## Model Retraining

We will now try to load the model that we created in the previous lab and retrain it by changing some hyper parameters to get better accuracy

To start we will need to import our required libraries and packages.  We will also load our diabetes data set, create test and training sets

In [10]:
# Diabetes model using PyTorch
# Uses the data file:  diabetes.csv
import pandas as pd
import torch
import torch.nn as nn
import torch.nn.functional as F

from sklearn.model_selection import train_test_split
from sklearn.metrics import accuracy_score

After we have imported our required libraries and packages we load the data into a dataframe (df).

In [11]:
# This code assumes that the file is in a data folder up one dir from this file.
data_file_name = '../data/diabetes.csv'
model_saved_name = '../model/PytorchDiabetesModel.pt'

df = pd.read_csv(data_file_name)
X = df.drop('Outcome', axis=1)  # Independent Feature
y = df['Outcome']                 # Dependent Feature

Before we can re-train the model, we do the same data processing as before to maintain consistency

In [12]:
X_train, X_test, y_train, y_test = train_test_split(X, y, test_size=0.2, random_state=0)

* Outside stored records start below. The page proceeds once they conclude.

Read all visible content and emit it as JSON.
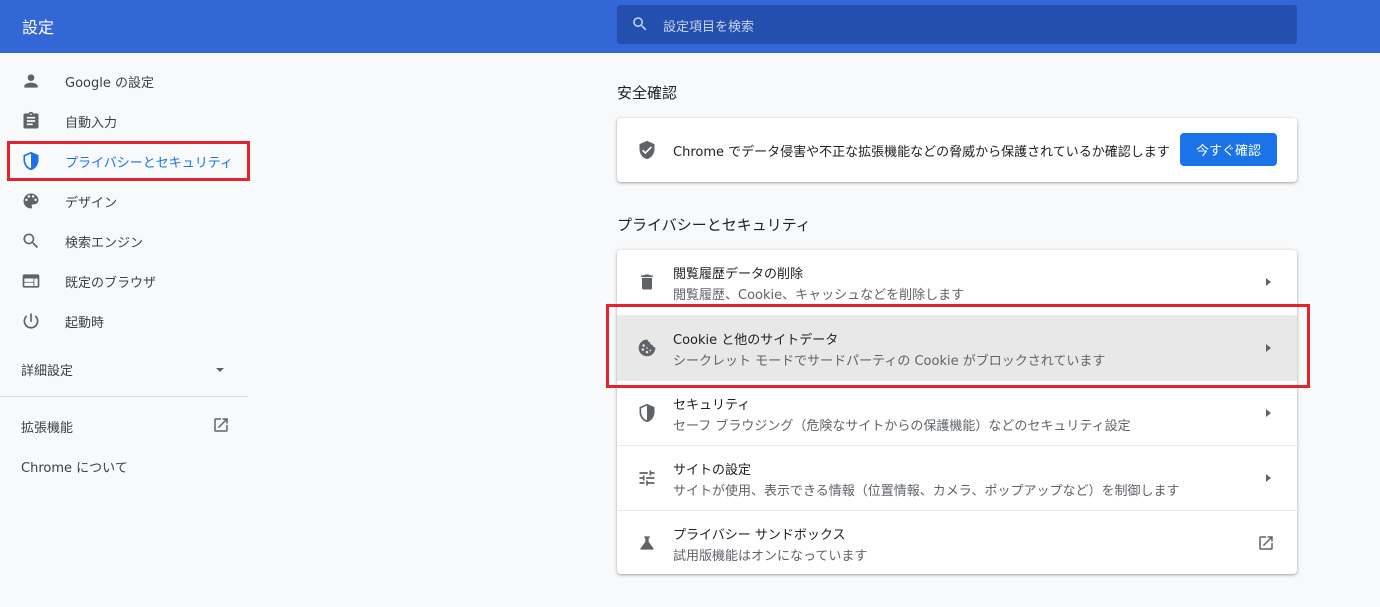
{
  "header": {
    "title": "設定",
    "search_placeholder": "設定項目を検索"
  },
  "sidebar": {
    "items": [
      {
        "label": "Google の設定",
        "icon": "person-icon"
      },
      {
        "label": "自動入力",
        "icon": "clipboard-icon"
      },
      {
        "label": "プライバシーとセキュリティ",
        "icon": "shield-icon",
        "active": true
      },
      {
        "label": "デザイン",
        "icon": "palette-icon"
      },
      {
        "label": "検索エンジン",
        "icon": "search-icon"
      },
      {
        "label": "既定のブラウザ",
        "icon": "browser-icon"
      },
      {
        "label": "起動時",
        "icon": "power-icon"
      }
    ],
    "advanced_label": "詳細設定",
    "extensions_label": "拡張機能",
    "about_label": "Chrome について"
  },
  "safety_check": {
    "section_title": "安全確認",
    "text": "Chrome でデータ侵害や不正な拡張機能などの脅威から保護されているか確認します",
    "button_label": "今すぐ確認"
  },
  "privacy": {
    "section_title": "プライバシーとセキュリティ",
    "rows": [
      {
        "title": "閲覧履歴データの削除",
        "subtitle": "閲覧履歴、Cookie、キャッシュなどを削除します",
        "icon": "trash-icon"
      },
      {
        "title": "Cookie と他のサイトデータ",
        "subtitle": "シークレット モードでサードパーティの Cookie がブロックされています",
        "icon": "cookie-icon"
      },
      {
        "title": "セキュリティ",
        "subtitle": "セーフ ブラウジング（危険なサイトからの保護機能）などのセキュリティ設定",
        "icon": "shield-icon"
      },
      {
        "title": "サイトの設定",
        "subtitle": "サイトが使用、表示できる情報（位置情報、カメラ、ポップアップなど）を制御します",
        "icon": "tune-icon"
      },
      {
        "title": "プライバシー サンドボックス",
        "subtitle": "試用版機能はオンになっています",
        "icon": "flask-icon"
      }
    ]
  },
  "colors": {
    "header_bg": "#3367d6",
    "accent": "#1a73e8",
    "highlight_border": "#e3232e"
  }
}
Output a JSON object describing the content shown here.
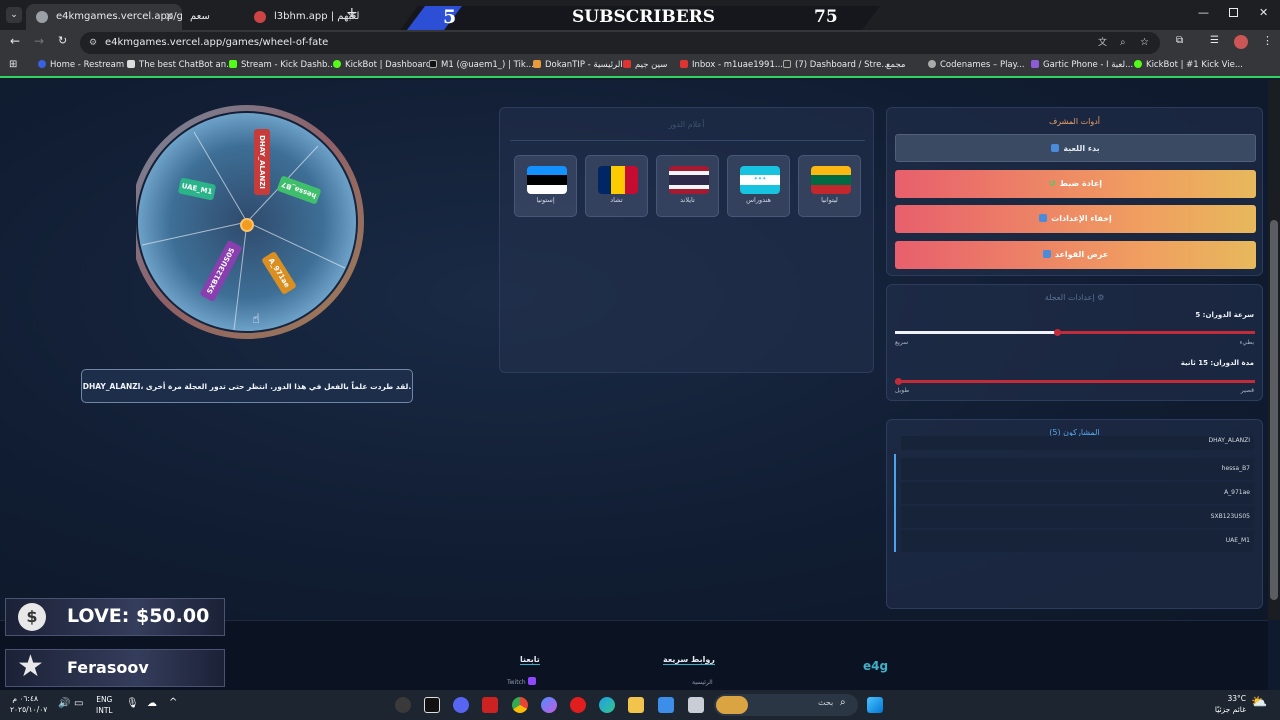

# Creating Tensors (multidimensional matrix) x-input data  y-output data
X_train = torch.FloatTensor(X_train.values)
X_test = torch.FloatTensor(X_test.values)
y_train = torch.LongTensor(y_train.values)
y_test = torch.LongTensor(y_test.values)

Now we can load our model and try to retrain it by changing the epochs hyper parameter. An epoch defines the number of times the entire data set has to be worked through the learning algorithm. Every sample in the training dataset has had a chance to update the internal model parameters once during an epoch

So the intent behind increasing the number of epochs is that the algorithm has more time to train itself and it can make better predictions on data that it has not seen before!

In [44]:
class ANN_model(nn.Module):
    def __init__(self, input_features=8, hidden1=20, hidden2=10, out_features=2):
        super().__init__()
        self.f_connected1 = nn.Linear(input_features, hidden1)
        self.f_connected2 = nn.Linear(hidden1, hidden2)
        self.out = nn.Linear(hidden2, out_features)
            
    def forward(self, x):
        x = F.relu(self.f_connected1(x))
        x = F.relu(self.f_connected2(x))
        x = self.out(x)
        return x

    def save(self, model_path):
        torch.save(model.state_dict(), model_path)

    def load(self, model_path):
        self.load_state_dict(torch.load(model_path))
        self.eval()


torch.manual_seed(20)

model = ANN_model()
model.load(model_saved_name)


# Backward Propagation - loss and optimizer
loss_function = nn.CrossEntropyLoss()  # CrossEntropyLoss also used in Tensorflow
optimizer = torch.optim.RMSprop(model.parameters(), lr=0.01)  # Tensorflow also uses Adam

epochs = 1000
final_losses = []
for i in range(epochs):
    i = i+1
    y_pred = model.forward(X_train)
    loss = loss_function(y_pred, y_train)
    final_losses.append(loss)
    optimizer.zero_grad()
    loss.backward()
    optimizer.step()

Once our model is created we should test the model's accuracy.  We can do this by comparing the results from the test data set.

In [45]:
# Accuracy - comparing the results from the test data

predictions = []
with torch.no_grad():
    for i, data in enumerate(X_test):
        y_pred = model(data)
        predictions.append(y_pred.argmax())
   
score = accuracy_score(y_test, predictions)  # Simply calculates number of hits / length of y_test
print(score)

0.7012987012987013


Here we see that even if we trained our model for double the time that it trained on previously, it still produced an accuracy that was lower than before! This phenomenon is called as overfitting.

You only get accurate predictions if the machine learning model generalizes to all types of data within its domain. Overfitting occurs when the model cannot generalize and fits too closely to the training dataset instead. Overfitting happens due to several reasons, such as:

    • The training data size is too small and does not contain enough data samples to accurately represent all possible input data values.

    • The training data contains large amounts of irrelevant information, called noisy data.

    • The model trains for too long on a single sample set of data.
    
    • The model complexity is high, so it learns the noise within the training data.